De acordo com o comunicado oficial, os Estados Unidos reduzirão as tarifas adicionais sobre produtos chineses de 145% para 30%. Em contrapartida, a China baixará suas tarifas sobre importações norte-americanas de 125% para 10%. As novas alíquotas entram em vigor imediatamente e refletem um esforço bilateral para reaproximação.
As negociações ocorreram durante o fim de semana em Genebra e foram conduzidas por representantes de alto escalão dos dois governos. O secretário do Tesouro dos EUA, Scott Bessent, destacou que os dois países agiram em defesa de seus interesses nacionais, mas com foco comum na estabilidade econômica. “O que ocorreu com essas tarifas elevadas foi o equivalente a um embargo, e nenhum dos lados quer isso. Queremos comércio”, declarou.

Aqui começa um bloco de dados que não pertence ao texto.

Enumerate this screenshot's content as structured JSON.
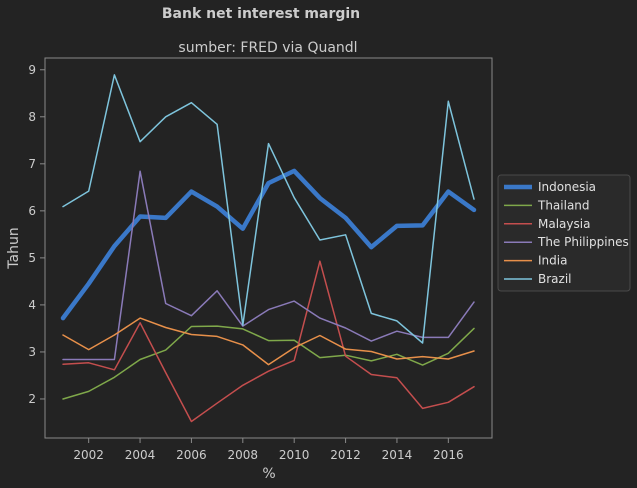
{
  "chart_data": {
    "type": "line",
    "title": "Bank net interest margin",
    "subtitle": "sumber: FRED via Quandl",
    "xlabel": "%",
    "ylabel": "Tahun",
    "xlim": [
      2000.3,
      2017.7
    ],
    "ylim": [
      1.17,
      9.25
    ],
    "xticks": [
      2002,
      2004,
      2006,
      2008,
      2010,
      2012,
      2014,
      2016
    ],
    "yticks": [
      2,
      3,
      4,
      5,
      6,
      7,
      8,
      9
    ],
    "legend_position": "center-right",
    "grid": false,
    "x": [
      2001,
      2002,
      2003,
      2004,
      2005,
      2006,
      2007,
      2008,
      2009,
      2010,
      2011,
      2012,
      2013,
      2014,
      2015,
      2016,
      2017
    ],
    "series": [
      {
        "name": "Indonesia",
        "color": "#3a78c8",
        "width": 4.5,
        "values": [
          3.72,
          4.45,
          5.25,
          5.88,
          5.85,
          6.41,
          6.09,
          5.62,
          6.59,
          6.85,
          6.27,
          5.85,
          5.23,
          5.68,
          5.69,
          6.41,
          6.02
        ]
      },
      {
        "name": "Thailand",
        "color": "#7fa84a",
        "width": 1.5,
        "values": [
          2.0,
          2.16,
          2.46,
          2.84,
          3.04,
          3.54,
          3.55,
          3.49,
          3.24,
          3.25,
          2.88,
          2.93,
          2.81,
          2.95,
          2.72,
          2.97,
          3.5
        ]
      },
      {
        "name": "Malaysia",
        "color": "#c44e4e",
        "width": 1.5,
        "values": [
          2.74,
          2.77,
          2.62,
          3.62,
          2.56,
          1.52,
          1.91,
          2.29,
          2.59,
          2.82,
          4.93,
          2.91,
          2.52,
          2.45,
          1.8,
          1.93,
          2.26
        ]
      },
      {
        "name": "The Philippines",
        "color": "#8a7ab8",
        "width": 1.5,
        "values": [
          2.84,
          2.84,
          2.84,
          6.84,
          4.03,
          3.77,
          4.3,
          3.55,
          3.9,
          4.08,
          3.72,
          3.51,
          3.23,
          3.44,
          3.31,
          3.31,
          4.06
        ]
      },
      {
        "name": "India",
        "color": "#e8904a",
        "width": 1.5,
        "values": [
          3.36,
          3.05,
          3.36,
          3.72,
          3.52,
          3.37,
          3.33,
          3.15,
          2.73,
          3.09,
          3.35,
          3.06,
          3.01,
          2.85,
          2.9,
          2.85,
          3.02
        ]
      },
      {
        "name": "Brazil",
        "color": "#7ec4dc",
        "width": 1.5,
        "values": [
          6.09,
          6.42,
          8.89,
          7.47,
          8.0,
          8.3,
          7.84,
          3.57,
          7.43,
          6.28,
          5.38,
          5.49,
          3.82,
          3.66,
          3.19,
          8.33,
          6.25
        ]
      }
    ]
  }
}
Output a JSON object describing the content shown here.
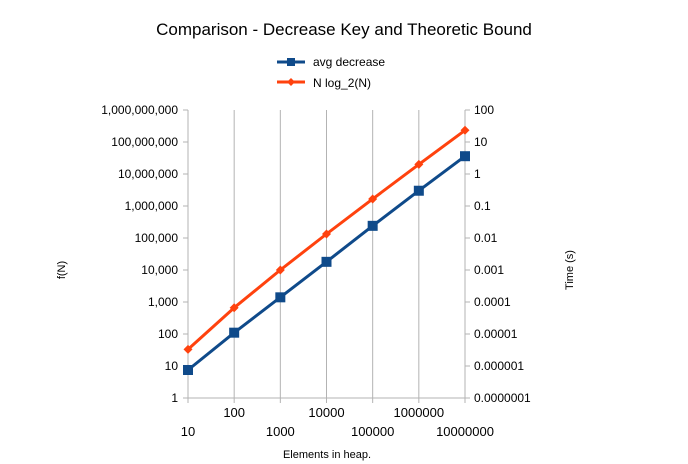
{
  "chart_data": {
    "type": "line",
    "title": "Comparison - Decrease Key and Theoretic Bound",
    "xlabel": "Elements in heap.",
    "ylabel_left": "f(N)",
    "ylabel_right": "Time (s)",
    "x_scale": "log",
    "y_left_scale": "log",
    "y_right_scale": "log",
    "x": [
      10,
      100,
      1000,
      10000,
      100000,
      1000000,
      10000000
    ],
    "xlim": [
      10,
      10000000
    ],
    "x_tick_labels": [
      "10",
      "100",
      "1000",
      "10000",
      "100000",
      "1000000",
      "10000000"
    ],
    "y_left_lim": [
      1,
      1000000000
    ],
    "y_left_tick_labels": [
      "1",
      "10",
      "100",
      "1,000",
      "10,000",
      "100,000",
      "1,000,000",
      "10,000,000",
      "100,000,000",
      "1,000,000,000"
    ],
    "y_right_lim": [
      1e-07,
      100
    ],
    "y_right_tick_labels": [
      "0.0000001",
      "0.000001",
      "0.00001",
      "0.0001",
      "0.001",
      "0.01",
      "0.1",
      "1",
      "10",
      "100"
    ],
    "grid": "vertical",
    "legend_position": "top-center",
    "series": [
      {
        "name": "avg decrease",
        "axis": "right",
        "color": "#0f4a8a",
        "marker": "square",
        "values": [
          7.5e-07,
          1.1e-05,
          0.00014,
          0.0018,
          0.024,
          0.3,
          3.6
        ]
      },
      {
        "name": "N log_2(N)",
        "axis": "left",
        "color": "#ff420e",
        "marker": "diamond",
        "values": [
          33,
          664,
          9966,
          132877,
          1660964,
          19931569,
          232534967
        ]
      }
    ]
  }
}
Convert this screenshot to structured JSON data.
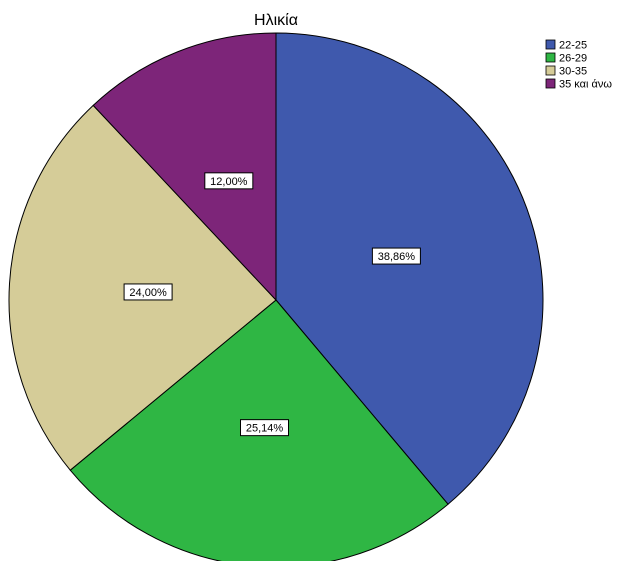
{
  "chart_data": {
    "type": "pie",
    "title": "Ηλικία",
    "categories": [
      "22-25",
      "26-29",
      "30-35",
      "35 και άνω"
    ],
    "values": [
      38.86,
      25.14,
      24.0,
      12.0
    ],
    "data_labels": [
      "38,86%",
      "25,14%",
      "24,00%",
      "12,00%"
    ],
    "colors": [
      "#3f59ad",
      "#2fb644",
      "#d5cc98",
      "#7d2579"
    ],
    "legend": {
      "position": "top-right",
      "entries": [
        "22-25",
        "26-29",
        "30-35",
        "35 και άνω"
      ]
    },
    "start": "12 o'clock",
    "direction": "clockwise"
  }
}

Ao lado do representante de Comércio dos EUA, Jamieson Greer, Bessent afirmou que o entendimento alcançado não inclui tarifas específicas por setor. No entanto, reforçou que os Estados Unidos manterão o foco no reequilíbrio estratégico de setores considerados sensíveis, como semicondutores, aço e medicamentos — áreas em que foram detectadas vulnerabilidades na cadeia de suprimentos.
O anúncio do acordo teve impacto imediato nos mercados globais. Dólar, bolsas, petróleo, treasuries e commodities agrícolas registraram valorização significativa. Em Nova York e Londres, o barril do petróleo subia cerca de 3% nas primeiras horas do dia. O Dollar Index apresentava alta de 1,34%, sinalizando otimismo dos investidores com o alívio nas tensões comerciais entre as duas maiores economias do mundo.
Apesar da trégua temporária, as negociações entre Washington e Pequim devem continuar nos próximos meses. O objetivo é transformar esse entendimento inicial em um acordo mais duradouro que estabeleça bases sólidas para uma nova fase nas relações comerciais bilaterais.